Le fait que vous ayez été synthétique, monsieur le ministre, va me conduire à l’être un peu moins. La commission spéciale souhaite en effet profiter de l’occasion que vous lui offrez pour obtenir des explications plus précises au sujet des modifications que vous avez apportées au texte rédigé par les députés.
Encore une fois, je rappelle, ce qui m’évitera la volée de bois vert de tout à l’heure, que la commission spéciale a validé certains des principes de votre projet de loi : la liberté d’installation encadrée dans les zones carencées, l’avis de l’Autorité de la concurrence et l’indemnisation des concurrents. Comme à l’article 12, et pour la même raison, nous avons supprimé le principe d’une compétence partagée entre le ministre de la justice et le ministre de l’économie.
Le premier point sur lequel j’appelle votre attention est celui concernant les demandes concurrentes dans les zones de libre installation. Or votre texte ne contient pas un mot sur le sort qu’il conviendrait de réserver à ces candidatures. Vous indiquez que cette question ressortit au domaine réglementaire. Je n’en suis pas certain ; le principe étant la libre installation, je pense qu’il est nécessaire que la loi l’encadre.
La commission spéciale a prévu que le ministre de la justice ouvre un concours afin de classer les demandeurs par ordre de mérite avant de désigner ceux qui pourront créer un office. Nous avons fait avancer les choses puisque certains amendements prévoyaient que ce soit le premier professionnel qui dépose son dossier qui obtienne l’office, ce qui était un peu curieux.
De la même manière, compte tenu des créations déjà intervenues, il est nécessaire de prévoir la situation où l’offre ou la proximité de services est devenue satisfaisante avant que la carte ait été révisée. Dans ce cas, je persiste à penser qu’il faut donner au ministre de la justice toute latitude pour refuser les demandes d’installation qui lui seraient encore adressées. Je suppose qu’il s’agit là d’une compétence à laquelle vous ne tenez pas, monsieur le ministre…
Si vous n’êtes pas d’accord avec le dispositif prévu par la commission spéciale, pouvez-vous nous dire précisément comment ces demandes concurrentes doivent être traitées ?
Le deuxième point sur lequel je souhaite insister est celui des zones intermédiaires. Vous l’avez dit à plusieurs reprises avec raison lors des débats, il existe trois types de zone. Or le dispositif que vous proposez en distingue deux. Il en laisse une troisième dans l’ombre : entre les zones où la proximité ou l’offre de services est insuffisante et celles où la création d’un office nouveau porterait atteinte à l’exploitation des offices existants, il y a celle où l’offre de services est satisfaisante et où un office pourrait être créé sans forcément compromettre la qualité du service ni porter atteinte à l’exploitation d’autres offices. Dans ce cas-là, j’élargis la possibilité de créer des offices.

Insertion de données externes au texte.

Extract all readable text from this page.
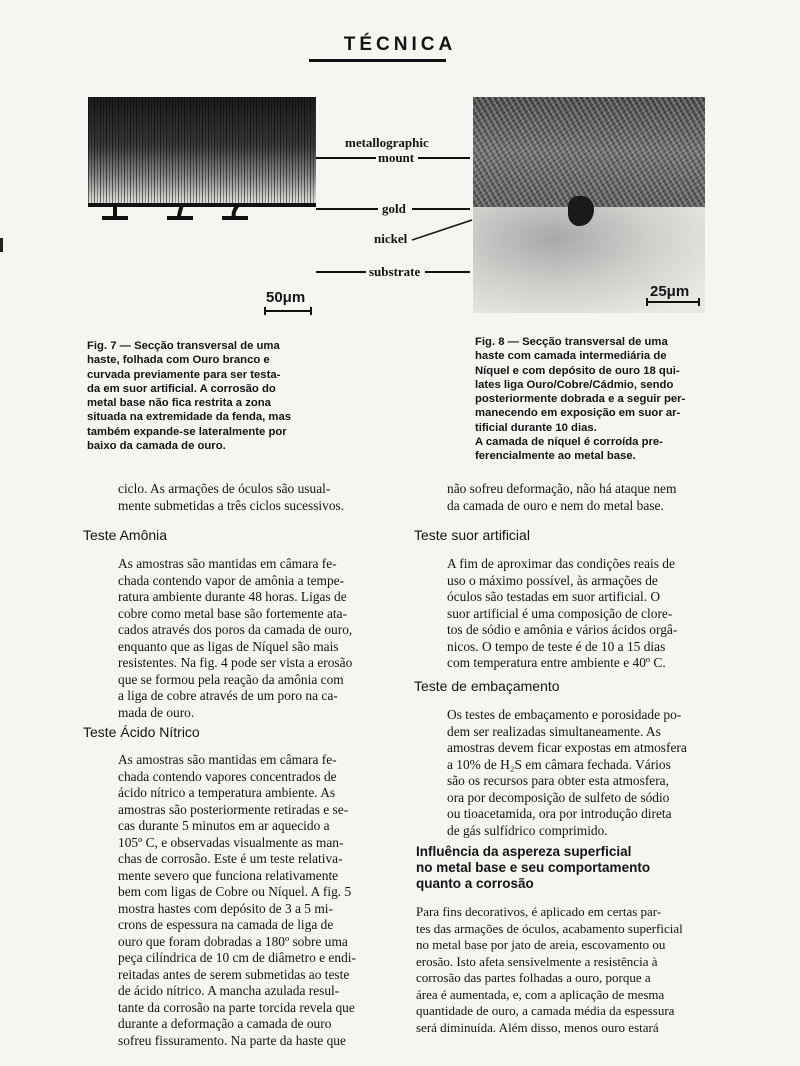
TÉCNICA
50μm	25μm
metallographic
mount
gold
nickel
substrate

Fig. 7 — Secção transversal de uma

haste, folhada com Ouro branco e

curvada previamente para ser testa-

da em suor artificial. A corrosão do

metal base não fica restrita a zona

situada na extremidade da fenda, mas

também expande-se lateralmente por

baixo da camada de ouro.

Fig. 8 — Secção transversal de uma

haste com camada intermediária de

Níquel e com depósito de ouro 18 qui-

lates liga Ouro/Cobre/Cádmio, sendo

posteriormente dobrada e a seguir per-

manecendo em exposição em suor ar-

tificial durante 10 dias.

A camada de níquel é corroída pre-

ferencialmente ao metal base.

ciclo. As armações de óculos são usual-

mente submetidas a três ciclos sucessivos.

Teste Amônia

As amostras são mantidas em câmara fe-

chada contendo vapor de amônia a tempe-

ratura ambiente durante 48 horas. Ligas de

cobre como metal base são fortemente ata-

cados através dos poros da camada de ouro,

enquanto que as ligas de Níquel são mais

resistentes. Na fig. 4 pode ser vista a erosão

que se formou pela reação da amônia com

a liga de cobre através de um poro na ca-

mada de ouro.

Teste Ácido Nítrico

As amostras são mantidas em câmara fe-

chada contendo vapores concentrados de

ácido nítrico a temperatura ambiente. As

amostras são posteriormente retiradas e se-

cas durante 5 minutos em ar aquecido a

105º C, e observadas visualmente as man-

chas de corrosão. Este é um teste relativa-

mente severo que funciona relativamente

bem com ligas de Cobre ou Níquel. A fig. 5

mostra hastes com depósito de 3 a 5 mi-

crons de espessura na camada de liga de

ouro que foram dobradas a 180º sobre uma

peça cilíndrica de 10 cm de diâmetro e endi-

reitadas antes de serem submetidas ao teste

de ácido nítrico. A mancha azulada resul-

tante da corrosão na parte torcida revela que

durante a deformação a camada de ouro

sofreu fissuramento. Na parte da haste que

não sofreu deformação, não há ataque nem

da camada de ouro e nem do metal base.

Teste suor artificial

A fim de aproximar das condições reais de

uso o máximo possível, às armações de

óculos são testadas em suor artificial. O

suor artificial é uma composição de clore-

tos de sódio e amônia e vários ácidos orgâ-

nicos. O tempo de teste é de 10 a 15 dias

com temperatura entre ambiente e 40º C.

Teste de embaçamento

Os testes de embaçamento e porosidade po-

dem ser realizadas simultaneamente. As

amostras devem ficar expostas em atmosfera

a 10% de H₂S em câmara fechada. Vários

são os recursos para obter esta atmosfera,

ora por decomposição de sulfeto de sódio

ou tioacetamida, ora por introdução direta

de gás sulfídrico comprimido.

Influência da aspereza superficial

no metal base e seu comportamento

quanto a corrosão

Para fins decorativos, é aplicado em certas par-

tes das armações de óculos, acabamento superficial

no metal base por jato de areia, escovamento ou

erosão. Isto afeta sensivelmente a resistência à

corrosão das partes folhadas a ouro, porque a

área é aumentada, e, com a aplicação de mesma

quantidade de ouro, a camada média da espessura

será diminuída. Além disso, menos ouro estará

Dans le silence du texte, on ne sait pas si le ministre de la justice pourrait ou non refuser une nouvelle demande de création d’un office. Noter une telle lacune dans le texte relève peut-être du juridisme. En tout cas, la question de la conformité de cette disposition à la Constitution, compte tenu de la jurisprudence constitutionnelle relative à l’incompétence négative du législateur, se pose.
J’appelle votre attention sur le fait qu’à plusieurs reprises, à l’Assemblée nationale et lors de la discussion générale, vous avez évoqué ces trois zones alors que le texte n’en propose que deux. Nous avons comblé cette lacune.
Le troisième et dernier point dont je souhaiterais que nous débattions est le dispositif d’indemnisation des concurrents lésés. Le choix fait par le Gouvernement de confier le soin de fixer cette indemnité au juge de l’expropriation – c’est peut-être là aussi du juridisme, mais après tout on attend de nous de voter des lois qui soient compatibles avec celles qui préexistent – me paraît surprenant. Certes, une telle mesure s’inspire du dispositif d’indemnisation des avoués, mais il s’agissait à l’époque de la suppression d’une profession et d’une indemnisation par l’État, pour un motif d’intérêt général. Les situations ne sont donc pas les mêmes. Le juge de l’expropriation connaît des litiges entre un particulier et une personne publique. Or, dans le cas qui nous occupe, il s’agit d’un contentieux entre personnes privées pour un préjudice portant sur une perte de chiffre d’affaires. Cela doit relever de la compétence du tribunal de grande instance.
Nous serons bien sûr attentifs aux réponses exhaustives que vous nous apporterez. Il est vraisemblable qu’elles ne combleront pas toutes nos attentes. C’est la raison pour laquelle j’émets un avis défavorable sur cet amendement, en espérant que ce ne soit qu’à titre conservatoire.